Starlight. Mmm. Whole different story. While reading Starlight, I kept wondering how Stella Gibbon's mind worked. No holds barred brain comes to mind. Brave writing. Risky writing, in a way, too. I envy her freedom to take a very unlikely story and run with it in directions that are pretty bizarre at times and yet strangely believable.

Starlight probably isn't for everyone, for it's deeply atmospheric, sad, hopeful, unpredictable and disturbing. Also droll and wicked. It is about the dank and cold muddy lanes that slant past dilapidated houses in the back byways of post war Britain; it's about old age and poverty, and running away from life. It is also about facing life stalwartly, and accepting the outcome of certain events you have no control over. It is complicated and yet simple. It is unique.

The first characters we meet are two elderly sisters, Gladys Barnes and her sister Annie who live in three unkempt rooms on the middle floor of twin-joined cottages in a cloistered, almost rural, back street of London. They are very close to poverty, but Gladys has a cleaning job that just makes ends meet. She takes care of "invalid" Annie, who sits on their bed all day wearing two coats, and covered in shawls and blankets. Annie wears a balaclava of large proportions on her head. When upset (which is quite often) Annie's small face retreats like a turtle into the depths of the balaclava. Gladys is all business and bustle. They play off each other and yet both and evolve and change as the story moves forward.

Above their small apartment, living in a single room, is another tenant - a peculiar, but gentle old man, Mr. Fisher, who feels compelled to change his name once a week, but who has a determined mission in life. Which you can discover on your own.

There has been news that their shared joint cottage may be sold and all three  become fretful and frightened about losing their homes. 

These characters' lives are, indeed, turned upside down when a "rackman" buys the dual cottage from the previous owner and puts his beautiful, frail wife into the other half of the building. There is something very odd about the wife who seems to be suffering from something ... or some thing that is sucking away her energy. Her husband, Mr. Pearson, appears as  a tough gangster-like figure from the shadows. He both intrigues and frightens the sisters. Mr. Pearson has also hired an Eastern European young woman to tend to his wife. The girl is raw and strange and off-putting. Each character's development is a strong theme in this book as well, but the changes often do not develop the way you expect them to go - which is also fascinating.


 More importantly, at this point in the book, is the question - what is so wrong with Mrs. Pearson? Why is she clearly hiding away in the second half of the old cottage. And why does her only daughter avoid being near her mother and run away to work as rich woman's companion?


Add to that cast, the local Vicar, Mr. Geddes, and his curate  - and throw in a "devilish being" and you have a novel that is unlike any story you have read.  I would advise you to stay away from reader reviews to avoid getting the whole story before you need to. I won't say more about this book, as it is yours to discover and explore.

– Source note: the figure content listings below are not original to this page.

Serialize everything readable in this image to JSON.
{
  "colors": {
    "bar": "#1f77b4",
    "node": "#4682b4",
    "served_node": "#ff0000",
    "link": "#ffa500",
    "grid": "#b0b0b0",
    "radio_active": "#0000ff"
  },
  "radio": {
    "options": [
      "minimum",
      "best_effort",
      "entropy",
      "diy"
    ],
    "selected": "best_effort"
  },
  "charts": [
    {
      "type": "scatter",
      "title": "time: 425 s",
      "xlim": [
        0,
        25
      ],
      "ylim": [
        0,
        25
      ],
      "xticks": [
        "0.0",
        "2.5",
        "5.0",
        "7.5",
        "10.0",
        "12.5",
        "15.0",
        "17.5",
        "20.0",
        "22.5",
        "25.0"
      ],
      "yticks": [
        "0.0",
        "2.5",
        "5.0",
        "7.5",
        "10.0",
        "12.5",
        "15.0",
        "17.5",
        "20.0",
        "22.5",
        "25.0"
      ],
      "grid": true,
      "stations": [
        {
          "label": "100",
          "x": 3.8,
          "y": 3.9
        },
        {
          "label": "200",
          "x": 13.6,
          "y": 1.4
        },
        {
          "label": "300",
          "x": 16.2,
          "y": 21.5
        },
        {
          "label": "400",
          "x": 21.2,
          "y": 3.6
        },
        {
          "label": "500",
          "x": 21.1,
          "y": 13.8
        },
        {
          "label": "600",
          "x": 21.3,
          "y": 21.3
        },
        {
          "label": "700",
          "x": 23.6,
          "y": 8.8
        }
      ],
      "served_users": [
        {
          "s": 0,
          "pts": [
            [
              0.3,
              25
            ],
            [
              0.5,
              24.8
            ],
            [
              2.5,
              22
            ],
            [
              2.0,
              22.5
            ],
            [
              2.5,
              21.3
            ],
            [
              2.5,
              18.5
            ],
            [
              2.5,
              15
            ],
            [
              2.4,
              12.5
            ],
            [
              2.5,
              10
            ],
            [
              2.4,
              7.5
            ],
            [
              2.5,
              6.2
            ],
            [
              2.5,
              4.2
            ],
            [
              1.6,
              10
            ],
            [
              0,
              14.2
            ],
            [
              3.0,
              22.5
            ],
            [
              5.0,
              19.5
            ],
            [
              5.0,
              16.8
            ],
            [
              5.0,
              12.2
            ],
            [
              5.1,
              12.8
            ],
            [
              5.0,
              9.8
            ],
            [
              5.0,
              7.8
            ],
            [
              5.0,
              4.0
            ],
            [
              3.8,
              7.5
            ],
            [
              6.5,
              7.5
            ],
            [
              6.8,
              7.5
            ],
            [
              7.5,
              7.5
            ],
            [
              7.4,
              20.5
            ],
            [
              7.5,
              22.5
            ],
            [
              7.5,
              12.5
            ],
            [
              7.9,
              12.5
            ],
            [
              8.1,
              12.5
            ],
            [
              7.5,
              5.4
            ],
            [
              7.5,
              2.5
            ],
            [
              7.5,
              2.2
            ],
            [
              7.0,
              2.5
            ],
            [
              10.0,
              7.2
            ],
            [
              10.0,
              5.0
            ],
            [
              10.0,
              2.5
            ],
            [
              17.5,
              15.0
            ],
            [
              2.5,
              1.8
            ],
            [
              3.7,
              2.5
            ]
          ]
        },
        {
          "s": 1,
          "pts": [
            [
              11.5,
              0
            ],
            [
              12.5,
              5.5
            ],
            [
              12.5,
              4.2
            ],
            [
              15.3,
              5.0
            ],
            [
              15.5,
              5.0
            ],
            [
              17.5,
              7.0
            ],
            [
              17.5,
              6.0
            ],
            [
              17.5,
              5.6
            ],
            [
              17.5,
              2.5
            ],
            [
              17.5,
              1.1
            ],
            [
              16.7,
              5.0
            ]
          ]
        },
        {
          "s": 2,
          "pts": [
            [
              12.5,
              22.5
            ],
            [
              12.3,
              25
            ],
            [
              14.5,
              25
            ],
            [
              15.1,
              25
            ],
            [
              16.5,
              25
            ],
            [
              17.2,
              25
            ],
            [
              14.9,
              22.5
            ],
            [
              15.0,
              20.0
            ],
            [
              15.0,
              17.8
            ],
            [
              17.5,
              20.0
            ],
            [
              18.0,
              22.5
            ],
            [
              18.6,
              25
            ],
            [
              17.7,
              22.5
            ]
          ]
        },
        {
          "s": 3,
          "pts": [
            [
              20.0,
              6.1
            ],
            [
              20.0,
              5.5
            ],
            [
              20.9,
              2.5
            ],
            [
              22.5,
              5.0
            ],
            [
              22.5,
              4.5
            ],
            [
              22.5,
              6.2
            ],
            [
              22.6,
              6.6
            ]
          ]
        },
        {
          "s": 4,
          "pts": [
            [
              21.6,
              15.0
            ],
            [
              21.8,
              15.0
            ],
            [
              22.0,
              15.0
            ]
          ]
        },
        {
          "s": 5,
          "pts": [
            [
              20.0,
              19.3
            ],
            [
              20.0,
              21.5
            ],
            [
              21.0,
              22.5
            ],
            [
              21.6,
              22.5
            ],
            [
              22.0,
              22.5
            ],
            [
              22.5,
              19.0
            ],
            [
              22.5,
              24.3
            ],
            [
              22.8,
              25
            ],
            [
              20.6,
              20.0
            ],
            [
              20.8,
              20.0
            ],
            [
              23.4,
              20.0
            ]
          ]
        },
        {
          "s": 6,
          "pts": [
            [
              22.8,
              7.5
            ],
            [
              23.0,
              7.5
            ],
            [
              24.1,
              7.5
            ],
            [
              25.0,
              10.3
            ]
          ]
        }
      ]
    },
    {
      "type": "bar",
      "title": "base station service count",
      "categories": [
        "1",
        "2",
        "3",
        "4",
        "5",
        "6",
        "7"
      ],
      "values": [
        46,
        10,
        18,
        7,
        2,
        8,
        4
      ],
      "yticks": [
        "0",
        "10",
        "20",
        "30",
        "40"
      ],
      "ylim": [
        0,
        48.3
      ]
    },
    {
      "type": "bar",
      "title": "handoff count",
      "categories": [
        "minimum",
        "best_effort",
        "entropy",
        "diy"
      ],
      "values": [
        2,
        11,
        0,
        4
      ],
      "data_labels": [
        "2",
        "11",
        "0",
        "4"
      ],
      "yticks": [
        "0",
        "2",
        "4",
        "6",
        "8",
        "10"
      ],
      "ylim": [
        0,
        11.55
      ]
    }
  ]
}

I think about this novel at the strangest times. I am still trying to decide what it is that makes me wonder about it again and again..... but maybe that is what good writing is meant to do, right? 



-------------------------------------

At the beginning of the book, Stella Gibbons wrote:

The fated people- the
worshippers and poets,
the magicians and lovers - 
who live by the light of the stars


Van Gogh's Starry Night on the Rhone (portion)

I was reminded of Shakespeare's famous line reading this novel:

There are more things in heaven and earth, Horatio, 
Than are dreamt of in your philosophy.